I Could Write a Book
Discussed relationships with a friend who is recovering from "the sting of rejection" -- rejection by a guy she didn't like in the first place -- and who is warily eying another dating prospect who is going to some pains to make a rendezvous.
I'm two years out from any relationship-type business. I feel like the pleasure of my own company is my own personal New Found Land, and I still remember driving towards that land, so to speak, and feeling thrilled, in California back when I got out of the last one. I used to feel that happy when I was driving to the airport to pick up whoever I was madly in love with at the time, that happy anticipation.
Now my theory is that all the things that make you able to live with yourself make it hard for you to live with other people. Like falling asleep every night with books all over the bed and the light on. Or having dog toys all over the living room. Or letting the dog sleep on the bed at nights. "Beats sharing the bed with women!" says one jaded male friend.
Well, wait, no, I tell a lie. There was this one guy I met at a party just before the Big Breakup. He somehow got hold of my email address from a friend who was there and we began a correspondence, he was very sincere. And also he was living with a girlfriend, they'd been together 18 years, and she didn't understand him, he told me quite early on in this correspondence. and that he was confident I understood him. I was not sure I understood him at that point, but I felt quite confident his girlfriend did. But his emails were long and often amusing and he was a creative person (musician) and he was, like me, dissatisfied with his life. But while he had persuaded himself that I was going to be the catalyst for some amazing change in his life (based on having seen me once) I just was glad to have someone to write funny letters and whine to. And I ignored all this other business as just something he told himself to have an interesting life. We communicated for months, right through the breakup, during which he was sympathetic and kind. But he was also a bit of a narcissist, subtly, intelligently. And maybe that's why I was unable to take him completely seriously, and was just glad that he lived a good five-hour drive away and never seemed to go anywhere.
Anyway during one of these email exchanges I introduced him to the idea of "The Posse." The Posse, I explained, was this group of men who I sort of had in my life all at the same time and all of them together almost up to something more than a boyfriend. Most of them didn't know each other. There were about six or eight of them at one time. There was the one I talked books and writing with (actually there were a couple of those), there was the one who was richer than god and I wrote him funny letters and he told me "Dog Walks Into Bar" jokes, there was the one who was gay who I went out with every Friday night and sometimes even more on the weekend. We'd go bar-hopping in San Francisco, and I'd catch the last BART train home and he would go out looking for adventures, and the one who no matter how horrible things felt or actually got I could talk to him. So I said, in this email, describing the posse, "Wouldn't it be great it you joined the posse?"
Never heard from him again. To this day I don't quite understand it.
I haven't really wished for a boyfriend just to have a boyfriend. At least not since high school anyway, then it was a chronic (and unfulfilled) wish. I only like the people I like.
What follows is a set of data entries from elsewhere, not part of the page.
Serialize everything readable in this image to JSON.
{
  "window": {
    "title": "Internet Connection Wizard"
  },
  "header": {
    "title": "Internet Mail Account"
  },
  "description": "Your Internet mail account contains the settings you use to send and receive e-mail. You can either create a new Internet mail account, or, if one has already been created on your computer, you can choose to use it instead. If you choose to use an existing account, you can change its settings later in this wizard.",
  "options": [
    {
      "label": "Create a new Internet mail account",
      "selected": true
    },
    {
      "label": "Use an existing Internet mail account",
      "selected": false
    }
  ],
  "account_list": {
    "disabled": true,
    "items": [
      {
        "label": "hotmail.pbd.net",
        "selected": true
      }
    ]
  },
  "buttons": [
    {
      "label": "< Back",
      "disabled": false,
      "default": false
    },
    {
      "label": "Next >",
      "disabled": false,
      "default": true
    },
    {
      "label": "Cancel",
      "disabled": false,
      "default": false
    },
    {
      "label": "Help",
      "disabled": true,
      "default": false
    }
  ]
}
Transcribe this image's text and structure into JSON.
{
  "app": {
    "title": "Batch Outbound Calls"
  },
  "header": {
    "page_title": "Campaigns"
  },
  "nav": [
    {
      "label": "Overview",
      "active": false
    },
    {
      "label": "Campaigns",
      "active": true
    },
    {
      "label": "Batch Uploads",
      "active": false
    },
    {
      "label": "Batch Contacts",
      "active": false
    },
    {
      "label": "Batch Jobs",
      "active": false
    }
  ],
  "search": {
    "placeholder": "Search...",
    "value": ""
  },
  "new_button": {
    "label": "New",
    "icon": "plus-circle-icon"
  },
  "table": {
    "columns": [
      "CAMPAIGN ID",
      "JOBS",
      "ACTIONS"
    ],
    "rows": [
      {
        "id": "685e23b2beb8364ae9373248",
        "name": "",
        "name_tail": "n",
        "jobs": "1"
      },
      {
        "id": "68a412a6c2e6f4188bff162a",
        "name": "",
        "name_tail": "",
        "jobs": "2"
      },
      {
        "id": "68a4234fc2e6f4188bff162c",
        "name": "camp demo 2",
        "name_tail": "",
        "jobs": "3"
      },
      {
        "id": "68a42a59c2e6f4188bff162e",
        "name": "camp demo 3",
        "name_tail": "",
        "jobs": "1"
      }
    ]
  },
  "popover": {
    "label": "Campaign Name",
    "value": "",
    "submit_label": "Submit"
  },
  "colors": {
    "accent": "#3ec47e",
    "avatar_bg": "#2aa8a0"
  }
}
I'm terrible at wishing such things into existence, though I did get all the way to St. Kitts using the mystic power of Small Plastic Farm Animals. Occasionally I think I wouldn't mind whatever would evolve out of a long slow period of wary cirling at a safe distance and somehow if the anxiety stage could be bypassed altogether, and a long list of similear self-serving qualifications, to the part where the getting on of the nerves and the hurting of the feelings don't occur.
For every one time I feel the slightest faintest pang of that sort, though, I have already been through three pangs for access to an academic library (or at least a library that professional lit majors could use), and to the remaining half of my book collection, still in storage in California. That's what would make me feel whole right now, and in the absence of a solution, especially on the recent nights of the past few weeks when I stare helplessly into the notebooks and write almost nothing, I have little bouts of slight panic.
So I've been following Tom's discussion of the availability of academic journals on the Internet. Pangs and suspicious! How about the one where everyone who isn't getting paid for the brain work that they do must be a deluded pathetic wanker? What could sad freaks like us possibly want to read scholarly articles for?
Status in a democracy is radioactive poo. I've said it before and I'll say it again. It's like its own all-pervading, portable think tank, propping up a lot of weak and venal minds. Not propping them up socially, though I suppose it does that (and you know what? knock thyself out, enjoy it) but it's like it supplies so much of what passes in people's minds for thinking in intellectual and aesthetic matters, and I really do hate this like poison. It is the enemy, the corrupter of judgment.